If $A, B, C, D$ lie on the unit circle then the intersection of $\overline{A B}$ and $\overline{C D}$ is given by $$ \frac{a b(c+d)-c d(a+b)}{a b-c d} . $$
Apply this formula to $E=AC\cap BD$ and $F=AD\cap BC$ $$ e=\frac{a c(b+d)-b d(a+c)}{a c-b d}\\ f=\frac{a d(b+c)-b c(a+d)}{a d-b c} $$
According to http://users.math.uoc.gr/~pamfilos/eGallery/problems/HarmonicQuad.html
A cyclic quadrangle $ABCD$ is called harmonic when (considering the points as complex numbers) the cross-ratio $(ABCD)=-1$.
$AMBN$ is a harmonic quadrilateral.
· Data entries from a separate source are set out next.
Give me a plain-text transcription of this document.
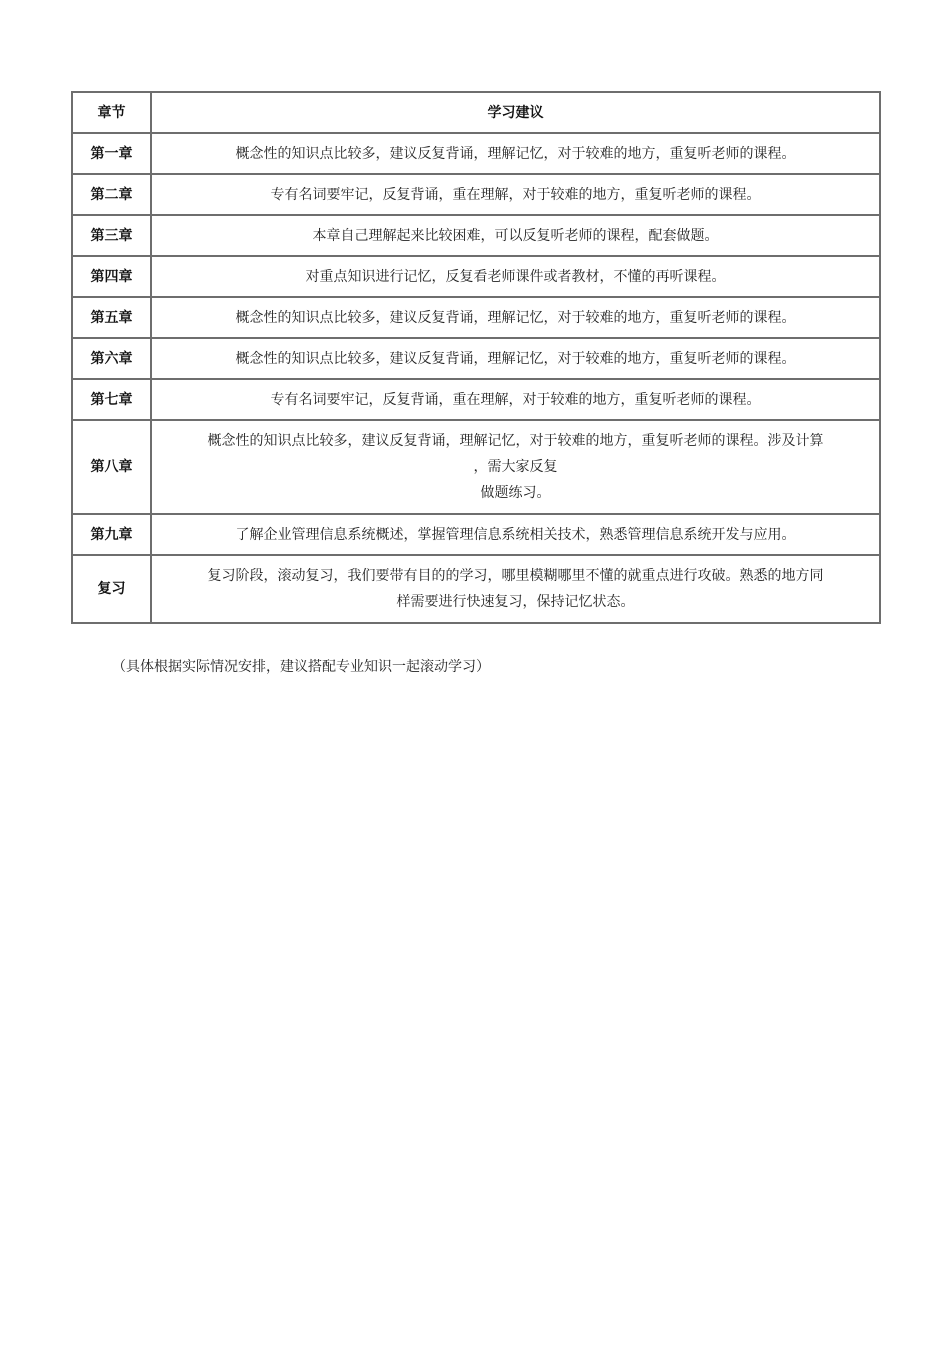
章节	学习建议
第一章	概念性的知识点比较多，建议反复背诵，理解记忆，对于较难的地方，重复听老师的课程。

第二章	专有名词要牢记，反复背诵，重在理解，对于较难的地方，重复听老师的课程。

第三章	本章自己理解起来比较困难，可以反复听老师的课程，配套做题。

第四章	对重点知识进行记忆，反复看老师课件或者教材，不懂的再听课程。

第五章	概念性的知识点比较多，建议反复背诵，理解记忆，对于较难的地方，重复听老师的课程。

第六章	概念性的知识点比较多，建议反复背诵，理解记忆，对于较难的地方，重复听老师的课程。

第七章	专有名词要牢记，反复背诵，重在理解，对于较难的地方，重复听老师的课程。

第八章	概念性的知识点比较多，建议反复背诵，理解记忆，对于较难的地方，重复听老师的课程。涉及计算
，需大家反复
做题练习。

第九章	了解企业管理信息系统概述，掌握管理信息系统相关技术，熟悉管理信息系统开发与应用。

复习	复习阶段，滚动复习，我们要带有目的的学习，哪里模糊哪里不懂的就重点进行攻破。熟悉的地方同
样需要进行快速复习，保持记忆状态。
（具体根据实际情况安排，建议搭配专业知识一起滚动学习）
So $(AMBN)=-1$. $$ (a - m) (b - n) + (a - n) (b - m)=0\\ m=\frac{c+d}2 $$ Solving for $n$, $$n=\frac{a (-4 b+c+d)+b (c+d)}{2 (a+b-c-d)}$$ To show that $E,F,N$ are collinear, I need to show that $\frac{e-n}{f-n}$ is real. $$\frac{e-n}{f-n}=\frac{a d-b c}{a c-b d}\cdot\frac{2 a b (c+d)-a c (c+3 d)-b d (3 c+d)+2 c d (c+d)}{2 a b (c+d)-a d (3 c+d)-b c (c+3 d)+2 c d (c+d)}$$ Since $A,B,C,D$ lie on the unit circle, $a^*=a^{-1},b^*=b^{-1},c^*=c^{-1},d^*=d^{-1}$, $$\left(\frac{e-n}{f-n}\right)^*=\frac{a^{-1} d^{-1}-b^{-1} c^{-1}}{a^{-1} c^{-1}-b^{-1} d^{-1}}\cdot\frac{2 a^{-1} b^{-1} (c^{-1}+d^{-1})-a^{-1} c^{-1} (c^{-1}+3 d^{-1})-b^{-1} d^{-1} (3 c^{-1}+d^{-1})+2 c^{-1} d^{-1} (c^{-1}+d^{-1})}{2 a^{-1} b^{-1} (c^{-1}+d^{-1})-a^{-1} d^{-1} (3 c^{-1}+d^{-1})-b^{-1} c^{-1} (c^{-1}+3 d^{-1})+2 c^{-1} d^{-1} (c^{-1}+d^{-1})}$$ multiply both the numerator and denominator of the first fraction by $abcd$, multiply both the numerator and denominator of the second fraction by $abc^2d^2$, to get $\left(\frac{e-n}{f-n}\right)^*=\frac{e-n}{f-n}$, so $\frac{e-n}{f-n}$ is real.
Is there a better way to prove that $E,F,N$ are collinear?
$% Mathematica code: % Block[{a=Exp[110Degree I],b=Exp[70Degree I],c=Exp[-20Degree I],d=(-a b+2 a c-b c)/(a-2 b+c),m=(c+d)/2,e=(a c(b+d)-b d(a+c))/(a c-b d),f=(a d(b+c)-b c(a+d))/(a d-b c),n=(2 a b-a m-b m)/(a+b-2 m)},Show[Graphics[Circle[]],Graphics[Line[ReIm/@{d,c,f,d,b,a,c}]],ComplexListPlot[{Callout[a,"a",Above],Callout[b,"b"],Callout[c,"c"],Callout[d,"d",Before],Callout[e,"e",Above],Callout[f,"f"],Callout[m,"m"],Callout[n,"n"]}],Axes->False]]$